Digital twins are an important tool for financial institutions, as they allow for “what if” scenarios to be played out in a safe environment. This helps banks to identify potential vulnerabilities in their systems and to make changes to mitigate the risk of attack.

What’s Next for Financial Cybersecurity?

The financial sector is under constant attack of cyber security risks from hackers and cybercriminals. As the threats evolve, so too must the defenses. Financial institutions must continue to invest in robust security measures, such as AI-powered cybersecurity solutions.

Only by staying one step ahead of the hackers will financial institutions be able to keep their customer data safe. Cybersecurity is an arms race, and the financial sector must be prepared to fight.

Artificial intelligence can be used in a number of ways to improve cybersecurity. For example, AI can be used to detect and block malicious activity, such as phishing emails and malware. AI can also be used to monitor user behavior and flag suspicious activity.

Another way financial institutions are protecting against financial cyber threats is by using biometrics. This is a form of authentication that uses physical or behavioral characteristics, such as fingerprints or voice recognition, to verify someone’s identity.

Biometrics can be used to prevent unauthorized access to devices and systems, and to protect customer data. For example, many banks now use fingerprint scanners to authenticate customers when they login to their mobile banking apps.

What Can You Do to Protect Yourself from Financial Cybersecurity Threats?

There are several things you can do to protect yourself from financial cybersecurity threats and ensure security:

– Keep your computer and mobile devices up to date with the latest security patches.

– Use a strong, unique password for each of your online accounts.

– Don’t click on links or attachments in emails unless you’re sure they’re safe.

– Don’t enter your personal or financial information on websites unless you’re sure they’re secure.

– Use a security app or browser extension to protect your online activity.

You should also keep an eye on your credit report and bank statements for signs of fraud or identity theft. If you notice any unusual activity, contact your bank or credit card company immediately.

By taking these precautions, you can help to protect yourself against financial cyber threats.

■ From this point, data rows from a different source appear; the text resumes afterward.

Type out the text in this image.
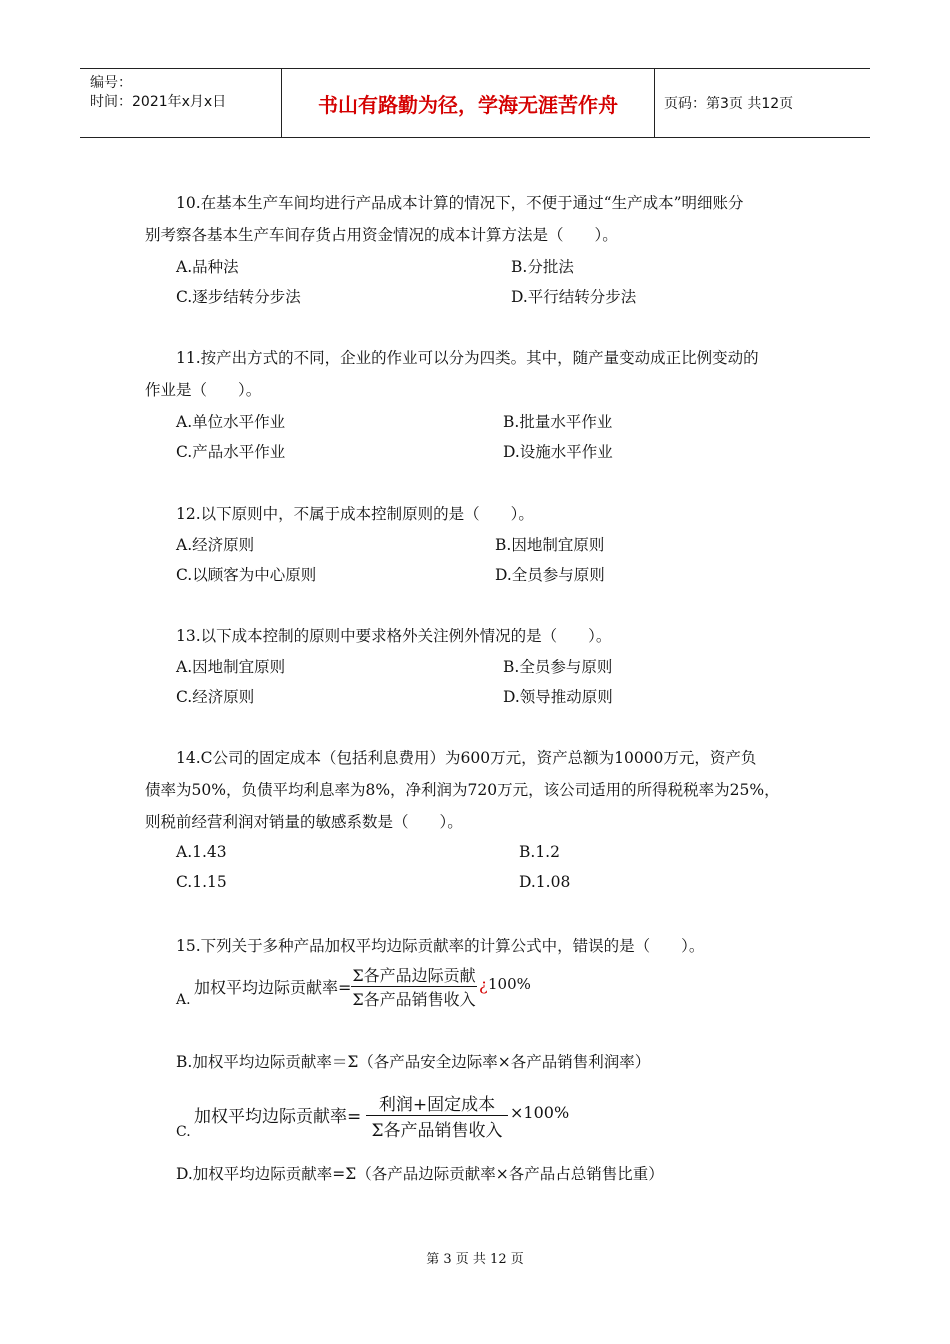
编号：
时间：2021年x月x日	书山有路勤为径，学海无涯苦作舟	页码：第3页 共12页
10.在基本生产车间均进行产品成本计算的情况下，不便于通过“生产成本”明细账分
别考察各基本生产车间存货占用资金情况的成本计算方法是（　　）。
A.品种法	B.分批法
C.逐步结转分步法	D.平行结转分步法
11.按产出方式的不同，企业的作业可以分为四类。其中，随产量变动成正比例变动的
作业是（　　）。
A.单位水平作业	B.批量水平作业
C.产品水平作业	D.设施水平作业
12.以下原则中，不属于成本控制原则的是（　　）。
A.经济原则	B.因地制宜原则
C.以顾客为中心原则	D.全员参与原则
13.以下成本控制的原则中要求格外关注例外情况的是（　　）。
A.因地制宜原则	B.全员参与原则
C.经济原则	D.领导推动原则
14.C公司的固定成本（包括利息费用）为600万元，资产总额为10000万元，资产负
债率为50%，负债平均利息率为8%，净利润为720万元，该公司适用的所得税税率为25%，
则税前经营利润对销量的敏感系数是（　　）。
A.1.43	B.1.2
C.1.15	D.1.08
15.下列关于多种产品加权平均边际贡献率的计算公式中，错误的是（　　）。
A.
加权平均边际贡献率=
Σ各产品边际贡献
Σ各产品销售收入
¿ 100%
B.加权平均边际贡献率＝Σ（各产品安全边际率×各产品销售利润率）
C.
加权平均边际贡献率=
利润+固定成本
Σ各产品销售收入
×100%
D.加权平均边际贡献率=Σ（各产品边际贡献率×各产品占总销售比重）
第 3 页 共 12 页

Financial Cybercrime Impact on Enterprise

Financial data breaches have cost enterprises billions of dollars in recent years. In the United States, the Ponemon Institute estimates that the average cost of a data breach is now $7.35 million, up from $6.5 million in 2016. And these costs are not limited to large companies. In fact, the 2017 State of SMB Cybersecurity report found that small businesses (those with fewer than 250 employees) are even more likely to experience a data breach than larger businesses.

The reasons for this are many and varied, but the main drivers are typically negligence on the part of employees, lack of preparation for a breach, and insufficient security measures. And the impact of a data breach can be devastating for a business. Not only can it lead to lost revenue and increased expenses, but it can also damage a company’s reputation and customer base.

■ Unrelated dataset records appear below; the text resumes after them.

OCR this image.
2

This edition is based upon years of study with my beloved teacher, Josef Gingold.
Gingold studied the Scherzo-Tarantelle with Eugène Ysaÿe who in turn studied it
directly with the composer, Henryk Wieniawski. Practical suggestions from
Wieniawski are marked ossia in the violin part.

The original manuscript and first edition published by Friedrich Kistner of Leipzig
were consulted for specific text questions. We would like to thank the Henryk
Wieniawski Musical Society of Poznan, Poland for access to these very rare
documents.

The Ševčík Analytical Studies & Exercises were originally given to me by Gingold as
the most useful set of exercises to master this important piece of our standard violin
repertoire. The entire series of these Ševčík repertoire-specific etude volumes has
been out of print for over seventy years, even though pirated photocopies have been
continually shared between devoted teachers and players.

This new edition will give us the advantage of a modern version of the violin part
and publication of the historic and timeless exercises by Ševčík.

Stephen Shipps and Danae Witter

In order to protect themselves against financial cybercrime, enterprises need to take a holistic approach to cybersecurity. This includes investing in robust security solutions, educating employees about cyber threats, and establishing policies and procedures that will help to mitigate the risk of a breach.

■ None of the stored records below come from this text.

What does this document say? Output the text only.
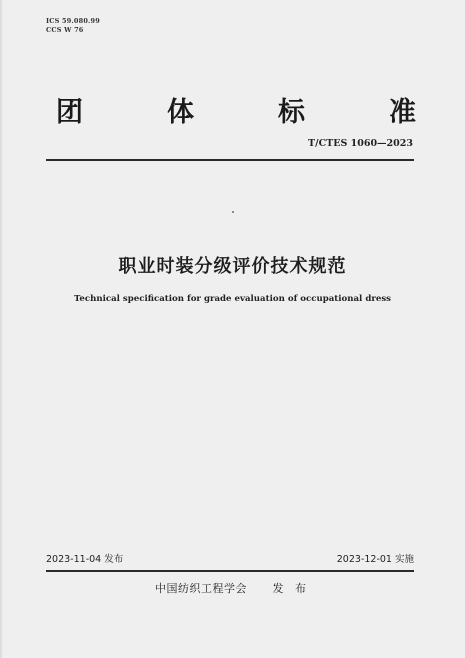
ICS 59.080.99
CCS W 76
团	体	标	准
T/CTES 1060—2023
职业时装分级评价技术规范
Technical specification for grade evaluation of occupational dress
2023-11-04 发布	2023-12-01 实施
中国纺织工程学会 发 布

By taking these steps, enterprises can help to protect themselves against financial cybercrime and keep their data safe.


Financial cybersecurity is a critical issue for enterprises today. With the ever-growing importance of digital commerce, businesses need to be aware of the dangers posed by cyberattacks and take steps to protect themselves. This includes investing in cybersecurity insurance, implementing strong anti-malware protections, training employees on how to spot attacks, and regularly testing defenses. By taking these measures, enterprises can significantly reduce their risk of suffering a financial cyberattack.